In your opinion, why is not enough emphasis placed on process work?

It’s like any strategic question companies face: How much time should I invest for strategic considerations, which yield no direct economic benefit, after all? However, scrutinizing and optimizing my processes is essential in order to remain competitive in the future. The competition, which is more automated, cost-effective and powerful, is great. Another central element of digitization is the question of what I really want to digitize in order to make processes efficient and transparent. However, it’s also clear that employees often lack the qualifications necessary to conceive and design leaner processes.

Who in a company do you see as the driver of a digital transformation?

It’s crucial that the senior management are one hundred percent committed to the issue. The path to digitization is not free. It’s an investment in the future, which involves more than just buying a tool or machine. It’s an investment in staffing and in cooperation with third parties. However, I also think that everyone in the control cabinet manufacturing ecosystem has an interest in making processes as efficient as possible. Control cabinet manufacturers can strengthen their role – from the machine and equipment manufacturer, to the component supplier, all the way to the engineer and tool supplier.

How can production be networked and the data that can be extracted from it be exploited in order to optimize, not just one production step, but an entire value creation chain?

If I want maximize the automation of production, I need to provide this information early on. I can do that by collecting all the data centrally in a digital model as early as possible so it can be used further in all downstream automated production processes. That’s what we mean when we speak of a three-dimensional layout. The information basis I produce consistently at this point is the key to the digital factory. Ultimately, this is nothing other than the creation of a digital twin of the control cabinet that can be used later for the entire production process, and also for further operation.

Design and production are two different segments of the value creation chain – but the end goal is the same. How can the two “languages” be better linked to each other?

In this connection, I like to mention the concept of “production-oriented design”: Subsequent production should already be considered during the control cabinet design phase. That only works if skilled people from production can route their knowledge and experience back to the design phase. Production workers are often very experienced and have spent years reading circuit diagrams, and optimizing the control cabinets as well. This feedback must flow back to the project design phase efficiently. That’s one way experienced workers could be involved directly in the design phase.

This type of interdisciplinary cooperation sounds very efficient in theory. What does the reality look like?
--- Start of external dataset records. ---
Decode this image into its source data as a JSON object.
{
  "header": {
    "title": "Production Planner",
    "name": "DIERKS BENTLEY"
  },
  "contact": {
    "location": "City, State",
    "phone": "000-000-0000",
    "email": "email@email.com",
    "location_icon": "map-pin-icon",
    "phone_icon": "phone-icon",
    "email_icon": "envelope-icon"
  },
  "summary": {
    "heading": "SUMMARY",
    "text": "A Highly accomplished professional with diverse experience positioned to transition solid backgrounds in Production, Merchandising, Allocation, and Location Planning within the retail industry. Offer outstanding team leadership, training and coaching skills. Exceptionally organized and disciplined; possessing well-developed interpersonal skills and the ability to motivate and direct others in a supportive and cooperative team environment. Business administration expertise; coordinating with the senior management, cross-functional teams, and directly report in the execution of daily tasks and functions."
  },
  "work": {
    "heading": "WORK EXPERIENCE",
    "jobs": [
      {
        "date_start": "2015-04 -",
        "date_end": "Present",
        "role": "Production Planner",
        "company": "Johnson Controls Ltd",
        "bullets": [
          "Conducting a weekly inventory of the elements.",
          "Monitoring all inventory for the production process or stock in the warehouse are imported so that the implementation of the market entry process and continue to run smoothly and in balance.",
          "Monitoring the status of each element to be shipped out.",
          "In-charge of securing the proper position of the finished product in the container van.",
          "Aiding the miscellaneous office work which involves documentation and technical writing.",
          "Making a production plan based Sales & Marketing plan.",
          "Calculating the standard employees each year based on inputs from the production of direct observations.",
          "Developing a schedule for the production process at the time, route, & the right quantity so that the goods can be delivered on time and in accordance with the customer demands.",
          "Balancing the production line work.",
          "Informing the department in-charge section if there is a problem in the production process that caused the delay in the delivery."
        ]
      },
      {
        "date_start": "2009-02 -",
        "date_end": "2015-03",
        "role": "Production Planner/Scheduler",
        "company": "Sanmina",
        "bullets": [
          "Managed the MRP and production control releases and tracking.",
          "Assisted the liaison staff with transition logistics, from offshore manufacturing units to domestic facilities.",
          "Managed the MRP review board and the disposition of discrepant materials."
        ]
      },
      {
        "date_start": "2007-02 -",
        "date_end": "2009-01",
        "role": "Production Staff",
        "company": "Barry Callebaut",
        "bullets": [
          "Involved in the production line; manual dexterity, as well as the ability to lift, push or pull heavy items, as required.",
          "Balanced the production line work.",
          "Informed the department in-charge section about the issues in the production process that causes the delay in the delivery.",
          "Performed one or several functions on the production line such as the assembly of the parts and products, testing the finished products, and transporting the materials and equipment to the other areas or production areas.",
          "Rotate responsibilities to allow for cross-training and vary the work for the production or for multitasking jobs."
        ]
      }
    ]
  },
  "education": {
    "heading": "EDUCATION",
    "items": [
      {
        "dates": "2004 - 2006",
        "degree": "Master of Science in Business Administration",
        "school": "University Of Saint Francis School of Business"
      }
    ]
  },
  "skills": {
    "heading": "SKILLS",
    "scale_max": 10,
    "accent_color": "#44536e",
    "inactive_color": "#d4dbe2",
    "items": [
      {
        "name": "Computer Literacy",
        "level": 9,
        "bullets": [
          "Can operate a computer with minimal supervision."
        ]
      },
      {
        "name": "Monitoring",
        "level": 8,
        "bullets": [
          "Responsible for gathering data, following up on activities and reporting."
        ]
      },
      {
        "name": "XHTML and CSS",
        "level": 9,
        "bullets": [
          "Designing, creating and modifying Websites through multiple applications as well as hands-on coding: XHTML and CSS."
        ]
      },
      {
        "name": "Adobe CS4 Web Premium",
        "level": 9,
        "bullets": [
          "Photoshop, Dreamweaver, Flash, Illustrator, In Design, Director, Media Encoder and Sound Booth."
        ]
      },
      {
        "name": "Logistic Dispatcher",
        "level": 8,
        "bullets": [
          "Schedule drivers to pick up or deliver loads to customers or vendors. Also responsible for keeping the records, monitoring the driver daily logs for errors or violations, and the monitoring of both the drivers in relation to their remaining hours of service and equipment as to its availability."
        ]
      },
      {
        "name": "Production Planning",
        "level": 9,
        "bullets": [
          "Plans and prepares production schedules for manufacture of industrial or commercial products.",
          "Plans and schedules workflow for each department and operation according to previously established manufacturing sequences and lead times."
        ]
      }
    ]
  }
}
It has been the case in the past, and remains so today, that the design data is partially provided by the customer, reworked a little around the edges and then passed to production. Where automation and efficiency of production need to be increased, the control cabinet plan must be thought through in detail. Continuous coordination between the different departments is essential for this. Sooner or later, much more than the actual production know-how will be built up and entrenched in the design phase. In contrast, production will focus more and more on the handling of machines and production systems.

How long will the transformation of control cabinet manufacturing process take? Where are we at now?

We speak of a digital transformation process, and most companies are taking their first steps in this right now. However, many control cabinet manufacturers already have experienced with similar transformation processes, such as introducing cable assemblers or drilling machines, which many control cabinet manufacturers carried out over ten years ago. The process that took place there is no different from what now needs to be gradually built up in other areas. Today there are already companies exploiting their digital potential to a great degree, but there are also those that still handle production as they did 15 years ago – it will be difficult for the latter.